In our opinion, which is also supported by the St. Gallen guidelines, adjuvant chemotherapy should not be performed for T1aN0M0 BC patients. For HoR + /HER2- T1bN0M0 and T1cN0M0 BC, adjuvant chemotherapy is recommended for grade II and grade III T1cN0M0 BC when no genetic signature test has been performed or when the 21-gene assay indicates a medium risk. If the conditions are suitable, we propose to perform genetic testing for these patients, in accordance with the guidelines. For the other three molecular subtypes, adjuvant chemotherapy is recommended for stage T1bN0M0 and higher; this is also mentioned in the St. Gallen guidelines. Previous retrospective studies have demonstrated the survival benefits of adjuvant chemotherapy for patients with T1cN0M0 TNBC [42,43,44]. We incorporated tumor grade, which is an independent prognostic indicator, to assess the effects of adjuvant chemotherapy [45,46,47]. Patients, including those with TNBC, can be exempt from adjuvant chemotherapy if they have grade I/II T1bN0M0 and grade I T1cN0M0 BC [48].

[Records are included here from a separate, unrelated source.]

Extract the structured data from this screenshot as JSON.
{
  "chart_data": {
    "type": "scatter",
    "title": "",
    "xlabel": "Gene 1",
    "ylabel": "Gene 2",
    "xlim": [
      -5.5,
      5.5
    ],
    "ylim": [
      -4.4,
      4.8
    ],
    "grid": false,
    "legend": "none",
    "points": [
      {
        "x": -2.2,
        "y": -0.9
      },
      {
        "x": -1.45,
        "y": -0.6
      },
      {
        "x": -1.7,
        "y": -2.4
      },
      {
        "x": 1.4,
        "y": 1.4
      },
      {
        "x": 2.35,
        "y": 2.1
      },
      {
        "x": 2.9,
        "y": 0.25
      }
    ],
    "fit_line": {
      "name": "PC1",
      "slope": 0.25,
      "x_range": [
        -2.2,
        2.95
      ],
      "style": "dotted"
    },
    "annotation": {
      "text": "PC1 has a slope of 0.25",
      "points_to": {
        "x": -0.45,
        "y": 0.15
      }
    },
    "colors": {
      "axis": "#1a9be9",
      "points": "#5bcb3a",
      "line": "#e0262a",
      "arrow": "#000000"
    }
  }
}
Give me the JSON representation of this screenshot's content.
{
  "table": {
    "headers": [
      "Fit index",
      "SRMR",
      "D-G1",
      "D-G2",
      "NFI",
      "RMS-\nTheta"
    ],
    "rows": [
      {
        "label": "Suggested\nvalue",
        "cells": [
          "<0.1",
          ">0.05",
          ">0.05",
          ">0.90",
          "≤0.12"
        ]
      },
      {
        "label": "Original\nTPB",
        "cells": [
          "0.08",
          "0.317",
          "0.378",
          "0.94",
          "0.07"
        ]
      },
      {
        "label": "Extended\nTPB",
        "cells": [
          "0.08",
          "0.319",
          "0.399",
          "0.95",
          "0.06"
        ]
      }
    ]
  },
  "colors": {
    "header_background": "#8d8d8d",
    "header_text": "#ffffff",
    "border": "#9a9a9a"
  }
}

Our study has several limitations. Firstly, the SEER database lacked information regarding the genetic background of the patients such as the 21-gene assay and schemes, and data regarding the therapies given to the patients, including details about the dosages of adjuvant chemotherapy and endocrine therapies. Secondly, this study lacked data regarding the muscle mass of the patients. Previous studies reported that chemotherapy could increase the hematological toxicity of BC patients with a low muscle mass, which might further affect their OS [49, 50]. Thirdly, because the endpoint was OS, age was a significant factor that could not be included to evaluate the effects of adjuvant chemotherapy. Fourthly, because we used a retrospective cohort population, inevitable selection bias might have affected the conclusions. Further large-scale, prospective, randomized, controlled clinical trials are warranted to accurately identify the outcomes.

Conclusions

Our study found that adjuvant chemotherapy is not beneficial and might even be detrimental to T1aN0M0 BC patients. Moreover, adjuvant chemotherapy is recommended for patients with tumor grade III T1bN0M0 and grade II/III T1cN0M0 BC, but not to patients with HoR + /HER2- BC. Regarding the molecular subtype HoR + /HER2-, in the absence of genetic testing, adjuvant chemotherapy is recommended for tumor grade II and grade III T1cN0M0 BC. However, further randomized, controlled clinical trials are needed to confirm these results.